It is common practice for most builders to install drain tile along the exterior foundation of the building. It is commonly referred to as a footing tile or a french drain. Its purpose is to help drain water from the soil, reducing your chances of a future basement seepage problem. Most builders do not, however, include drain tile inside the basement underneath your concrete floor.
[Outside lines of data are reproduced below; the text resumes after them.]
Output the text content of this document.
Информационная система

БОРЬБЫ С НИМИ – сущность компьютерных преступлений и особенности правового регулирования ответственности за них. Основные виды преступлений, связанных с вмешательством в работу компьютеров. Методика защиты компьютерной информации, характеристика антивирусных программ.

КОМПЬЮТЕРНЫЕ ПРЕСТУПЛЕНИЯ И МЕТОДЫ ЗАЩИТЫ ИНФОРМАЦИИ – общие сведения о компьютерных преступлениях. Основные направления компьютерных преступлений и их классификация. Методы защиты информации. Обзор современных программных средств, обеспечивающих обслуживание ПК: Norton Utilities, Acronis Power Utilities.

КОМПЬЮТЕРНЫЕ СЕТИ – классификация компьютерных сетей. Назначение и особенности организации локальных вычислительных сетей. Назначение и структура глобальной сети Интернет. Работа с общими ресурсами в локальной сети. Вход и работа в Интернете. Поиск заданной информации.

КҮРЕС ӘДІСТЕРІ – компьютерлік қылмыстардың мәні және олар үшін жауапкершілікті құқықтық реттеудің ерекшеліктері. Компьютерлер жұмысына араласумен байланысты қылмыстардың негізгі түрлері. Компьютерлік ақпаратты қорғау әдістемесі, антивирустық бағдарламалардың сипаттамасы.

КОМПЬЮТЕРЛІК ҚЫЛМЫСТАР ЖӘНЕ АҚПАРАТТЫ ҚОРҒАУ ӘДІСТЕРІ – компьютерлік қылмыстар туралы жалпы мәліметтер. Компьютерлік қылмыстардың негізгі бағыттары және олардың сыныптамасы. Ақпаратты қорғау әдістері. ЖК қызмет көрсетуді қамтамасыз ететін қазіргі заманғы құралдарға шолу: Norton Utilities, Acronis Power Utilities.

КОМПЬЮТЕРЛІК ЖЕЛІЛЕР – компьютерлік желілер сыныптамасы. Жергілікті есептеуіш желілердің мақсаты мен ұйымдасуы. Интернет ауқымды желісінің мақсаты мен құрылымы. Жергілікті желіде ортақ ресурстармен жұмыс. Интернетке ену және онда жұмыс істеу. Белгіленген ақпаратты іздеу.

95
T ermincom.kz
Here are the top 4 reasons why installing Interior Drain Tile is not a standard practice during original construction:
The majority of builders believe an Exterior Drain Tile System by itself is sufficient. Sometimes they are right. But with all due respect, they are sometimes proven wrong. When water pressure builds beneath your basement floor, the footing can obstruct the water’s pathway to your Exterior Drain Tile. Water always takes the path of least resistance, which can result in seepage through your basement floor (either through floor cracks or the cove joint).
2. Building Codes
Most city and village codes do not require an Interior Drain Tile System. Furthermore, architects rarely include Interior Drain Tile in their specifications.
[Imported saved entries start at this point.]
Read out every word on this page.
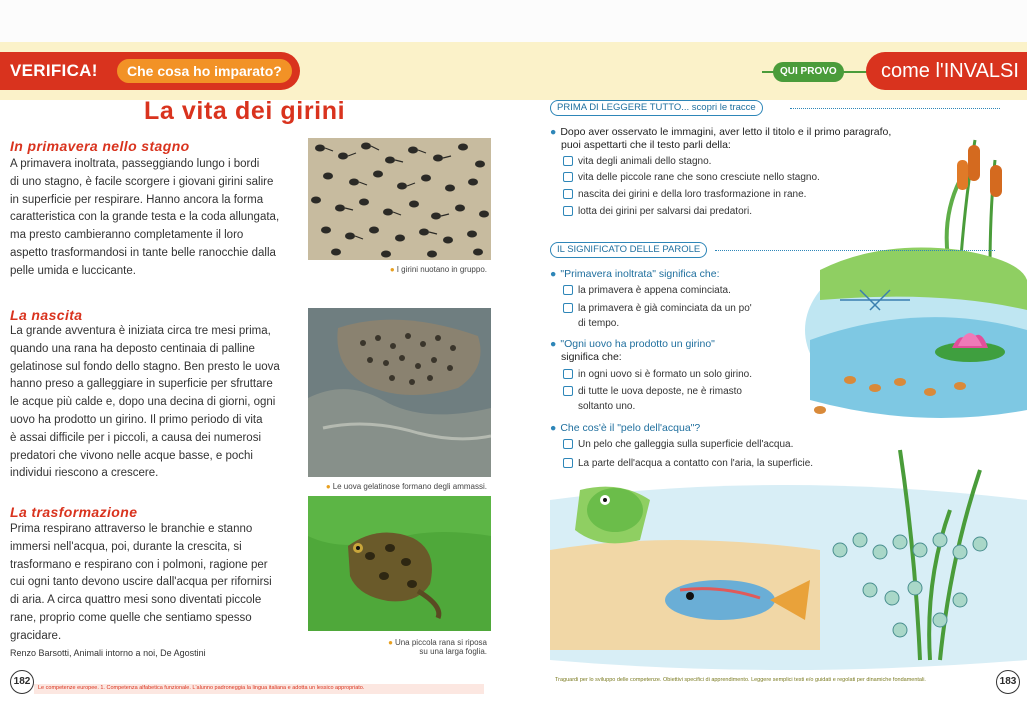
VERIFICA!	Che cosa ho imparato?	QUI PROVO	come l'INVALSI
La vita dei girini
In primavera nello stagno
A primavera inoltrata, passeggiando lungo i bordi
di uno stagno, è facile scorgere i giovani girini salire
in superficie per respirare. Hanno ancora la forma
caratteristica con la grande testa e la coda allungata,
ma presto cambieranno completamente il loro
aspetto trasformandosi in tante belle ranocchie dalla
pelle umida e luccicante.
La nascita
La grande avventura è iniziata circa tre mesi prima,
quando una rana ha deposto centinaia di palline
gelatinose sul fondo dello stagno. Ben presto le uova
hanno preso a galleggiare in superficie per sfruttare
le acque più calde e, dopo una decina di giorni, ogni
uovo ha prodotto un girino. Il primo periodo di vita
è assai difficile per i piccoli, a causa dei numerosi
predatori che vivono nelle acque basse, e pochi
individui riescono a crescere.
La trasformazione
Prima respirano attraverso le branchie e stanno
immersi nell'acqua, poi, durante la crescita, si
trasformano e respirano con i polmoni, ragione per
cui ogni tanto devono uscire dall'acqua per rifornirsi
di aria. A circa quattro mesi sono diventati piccole
rane, proprio come quelle che sentiamo spesso
gracidare.
● I girini nuotano in gruppo.
● Le uova gelatinose formano degli ammassi.
● Una piccola rana si riposa
su una larga foglia.
Renzo Barsotti, Animali intorno a noi, De Agostini
182
Le competenze europee. 1. Competenza alfabetica funzionale. L'alunno padroneggia la lingua italiana e adotta un lessico appropriato.
Traguardi per lo sviluppo delle competenze. Obiettivi specifici di apprendimento. Leggere semplici testi e/o guidati e regolati per dinamiche fondamentali.	183
PRIMA DI LEGGERE TUTTO... scopri le tracce
● Dopo aver osservato le immagini, aver letto il titolo e il primo paragrafo,
puoi aspettarti che il testo parli della:
vita degli animali dello stagno.
vita delle piccole rane che sono cresciute nello stagno.
nascita dei girini e della loro trasformazione in rane.
lotta dei girini per salvarsi dai predatori.
IL SIGNIFICATO DELLE PAROLE
● "Primavera inoltrata" significa che:
la primavera è appena cominciata.
la primavera è già cominciata da un po'
di tempo.
● "Ogni uovo ha prodotto un girino"
significa che:
in ogni uovo si è formato un solo girino.
di tutte le uova deposte, ne è rimasto
soltanto uno.
● Che cos'è il "pelo dell'acqua"?
Un pelo che galleggia sulla superficie dell'acqua.
La parte dell'acqua a contatto con l'aria, la superficie.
Builders must keep a close eye on their labor and material costs. Anything that doesn’t increase the likelihood of selling the house is subject to elimination. What sells better – sparkling new granite countertops or an Interior Drain Tile System that no one sees?
Most builders offer limited warranties on a new home (usually one year). Anything beyond that and you are on your own. It can take years for a basement seepage problem to fully develop.
The basement waterproofing industry wouldn’t exist today if Exterior Drain Tile solved all foundation seepage issues. That doesn’t mean an Interior Drain Tile System is always required.